In the event that the Company does not qualify under Rule 701 at the time of grant of the Option, then the Securities may be resold beginning ninety (90) days after the Company becomes subject to the reporting requirements of Section 13 or 15(d) of the Securities Exchange Act of 1934 in certain limited circumstances subject to the provisions of Rule 144, which requires the resale to occur not less than six months after the later of the date the Securities were sold by the Company or the date the Securities were sold by an affiliate of the Company, within the meaning of Rule 144 and the availability of certain public information about the Company (subject to certain exceptions); and, in the case of a sale of the Securities by an affiliate, the satisfaction of the conditions set forth in sections (i), (ii), (iii) and (iv) of the paragraph immediately above.

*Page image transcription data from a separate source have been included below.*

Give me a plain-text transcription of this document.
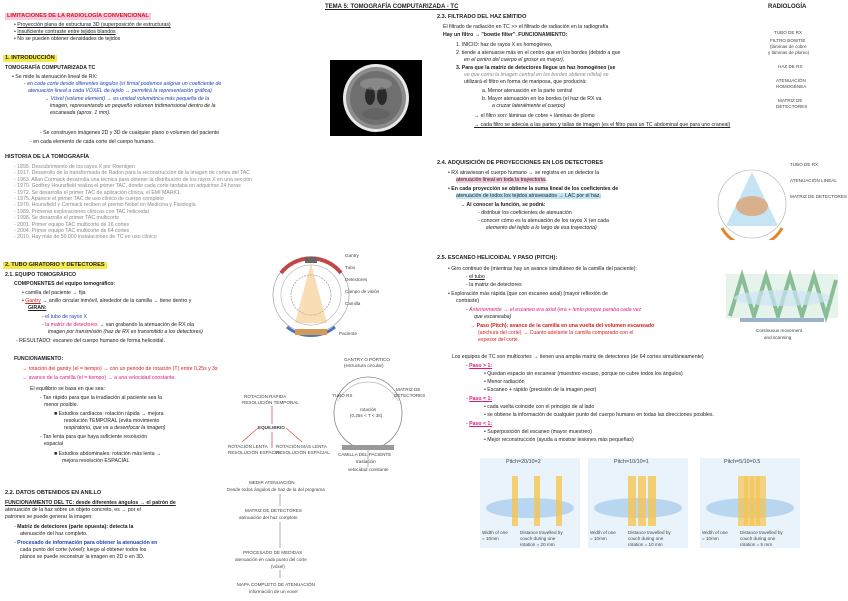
TEMA 5: TOMOGRAFÍA COMPUTARIZADA - TC	RADIOLOGÍA
LIMITACIONES DE LA RADIOLOGÍA CONVENCIONAL
• Proyección plana de estructuras 3D (superposición de estructuras)
• Insuficiente contraste entre tejidos blandos
• No se pueden obtener densidades de tejidos
1. INTRODUCCIÓN
TOMOGRAFÍA COMPUTARIZADA TC
• Se mide la atenuación lineal de RX:
- en cada corte desde diferentes ángulos (sí firmal podemos asignar un coeficiente de
atenuación lineal a cada VÓXEL de tejido → permitirá la representación gráfica)
→ Vóxel (volume element) → es unidad volumétrica más pequeña de la
imagen, representando un pequeño volumen tridimensional dentro de la
escaneada (aprox. 1 mm).
- Se construyen imágenes 2D y 3D de cualquier plano o volumen del paciente
- en cada elemento de cada corte del cuerpo humano.
HISTORIA DE LA TOMOGRAFÍA
- 1895. Descubrimiento de los rayos X por Roentgen
- 1917. Desarrollo de la transformada de Radon para la reconstrucción de la imagen de cortes del TAC
- 1963. Allan Cormack desarrolla una técnica para obtener la distribución de los rayos X en una sección
- 1970. Godfrey Hounsfield realiza el primer TAC, donde cada corte tardaba en adquirirse 24 horas
- 1972. Se desarrolla el primer TAC de aplicación clínica, el EMI MARK1
- 1975. Aparece el primer TAC de uso clínico de cuerpo completo
- 1979. Hounsfield y Cormack reciben el premio Nobel en Medicina y Fisiología
- 1989. Primeras exploraciones clínicas con TAC helicoidal
- 1998. Se desarrolla el primer TAC multicorte
- 2001. Primer equipo TAC multicorte de 16 cortes
- 2004. Primer equipo TAC multicorte de 64 cortes
- 2010. Hay más de 50.000 instalaciones de TC en uso clínico
2. TUBO GIRATORIO Y DETECTORES
2.1. EQUIPO TOMOGRÁFICO
COMPONENTES del equipo tomográfico:
• camilla del paciente → fija
• Gantry → anillo circular inmóvil, alrededor de la camilla → tiene dentro y
GIRAN:
- el tubo de rayos X
- la matriz de detectores → van grabando la atenuación de RX ola
imagen por transmisión (haz de RX es transmitido a los detectores)
- RESULTADO: escaneo del cuerpo humano de forma helicoidal.
Gantry
Tubo
Detectores
Campo de visión
Camilla
Paciente
FUNCIONAMIENTO:
→ rotación del gantry (el = tiempo) → con un periodo de rotación (T) entre 0,25s y 3s
→ avance de la camilla (el = tiempo) → a una velocidad constante.
El equilibrio se basa en que sea:
- Tan rápido para que la irradiación al paciente sea la
menor posible.
■ Estudios cardíacos: rotación rápida → mejora
resolución TEMPORAL (evita movimiento
respiratorio, que va a desenfocar la imagen)
- Tan lenta para que haya suficiente resolución
espacial
■ Estudios abdominales: rotación más lenta →
mejora resolución ESPACIAL
ROTACIÓN RÁPIDA
RESOLUCIÓN TEMPORAL
EQUILIBRIO
ROTACIÓN LENTA
RESOLUCIÓN ESPACIAL
ROTACIÓN MÁS LENTA
RESOLUCIÓN ESPACIAL
GANTRY O PÓRTICO
(estructura circular)
TUBO RX
MATRIZ DE
DETECTORES
rotación
(0,25s < T < 3s)
CAMILLA DEL PACIENTE
traslación
velocidad constante
2.2. DATOS OBTENIDOS EN ANILLO
FUNCIONAMIENTO DEL TC: desde diferentes ángulos → el patrón de
atenuación de la haz sobre un objeto concreto, es → por el
patrones se puede generar la imagen:
- Matriz de detectores (parte opuesta): detecta la
atenuación del haz completo.
- Procesado de información para obtener la atenuación en
cada punto del corte (vóxel): luego al obtener todos los
planos se puede reconstruir la imagen en 2D o en 3D.
MEDIR ATENUACIÓN
Desde todos ángulos de haz de la del programa
MATRIZ DE DETECTORES
atenuación del haz completo
PROCESADO DE MEDIDAS
atenuación en cada punto del corte
(vóxel)
MAPA COMPLETO DE ATENUACIÓN
información de un voxel
2.3. FILTRADO DEL HAZ EMITIDO
El filtrado de radiación en TC >> el filtrado de radiación en la radiografía
Hay un filtro → "bowtie filter". FUNCIONAMIENTO:
1. INICIO: haz de rayos X es homogéneo,
2. tiende a atenuarse más en el centro que en los bordes (debido a que
en el centro del cuerpo el grosor es mayor),
3. Para que la matriz de detectores llegue un haz homogéneo (se
ve que como la imagen central en los bordes obtiene nítida) se
utilizará el filtro en forma de mariposa, que producirá:
a. Menor atenuación en la parte central
b. Mayor atenuación en los bordes (el haz de RX va
a cruzar lateralmente el cuerpo)
→ el filtro son: láminas de cobre + láminas de plomo
→ cada filtro se adecúa a las partes y tallas de imagen (es el filtro para un TC abdominal que para uno craneal)
TUBO DE RX
FILTRO BOWTIE
(láminas de cobre
y láminas de plomo)
HAZ DE RX
ATENUACIÓN
HOMOGÉNEA
MATRIZ DE
DETECTORES
2.4. ADQUISICIÓN DE PROYECCIONES EN LOS DETECTORES
• RX atraviesan el cuerpo humano → se registra en un detector la
atenuación lineal en toda la trayectoria.
• En cada proyección se obtiene la suma lineal de los coeficientes de
atenuación de todos los tejidos atravesados → LAC por el haz.
→ Al conocer la función, se podrá:
- distribuir los coeficientes de atenuación
- conocer cómo es la atenuación de los rayos X (en cada
elemento del tejido a lo largo de esa trayectoria)
TUBO DE RX
ATENUACIÓN LINEAL
MATRIZ DE DETECTORES
2.5. ESCANEO HELICOIDAL Y PASO (PITCH):
• Giro continuo de (mientras hay un avance simultáneo de la camilla del paciente):
- el tubo
- la matriz de detectores
• Exploración más rápida (que con escaneo axial) (mayor reflexión de
contraste)
- Anteriormente → el escaneo era axial (era + lento porque paraba cada vez
que escaneaba)
→ Paso (Pitch): avance de la camilla en una vuelta del volumen escaneado
(anchura del corte) → Cuanto adelante la camilla comparado con el
espesor del corte.
Continuous movement
and scanning
Los equipos de TC son multicortes → tienen una amplia matriz de detectores (de 64 cortes simultáneamente)
- Paso > 1:
• Quedan espacio sin escanear (muestreo escaso, porque no cubre todos los ángulos)
• Menor radiación
• Escaneo + rápido (precisión de la imagen peor)
- Paso = 1:
• cada vuelta coincide con el principio de al lado
• se obtiene la información de cualquier punto del cuerpo humano en todas las direcciones posibles.
- Paso < 1:
• Superposición del escaneo (mayor muestreo)
• Mejor reconstrucción (ayuda a mostrar lesiones más pequeñas)
Pitch=20/10=2
Width of one
= 10mm
Distance travelled by
couch during one
rotation = 20 mm
Pitch=10/10=1
Width of one
= 10mm
Distance travelled by
couch during one
rotation = 10 mm
Pitch=5/10=0.5
Width of one
= 10mm
Distance travelled by
couch during one
rotation = 5 mm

(d) Optionee further understands that in the event all of the applicable requirements of Rule 701 or 144 are not satisfied, registration under the Securities Act, compliance with Regulation A, or some other registration exemption will be required; and that, notwithstanding the fact that Rules 144 and 701 are not exclusive, the Staff of the Securities and Exchange Commission has expressed its opinion that persons proposing to sell private placement securities other than in a registered offering and otherwise than pursuant to Rules 144 or 701 will have a substantial burden of proof in establishing that an exemption from registration is available for such offers or sales, and that such persons and their respective brokers who participate in such transactions do so at their own risk. Optionee understands that no assurances can be given that any such other registration exemption will be available in such event.
(e) Optionee understands and acknowledges that the Company will rely upon the accuracy and truth of the foregoing representations and Optionee hereby consents to such reliance.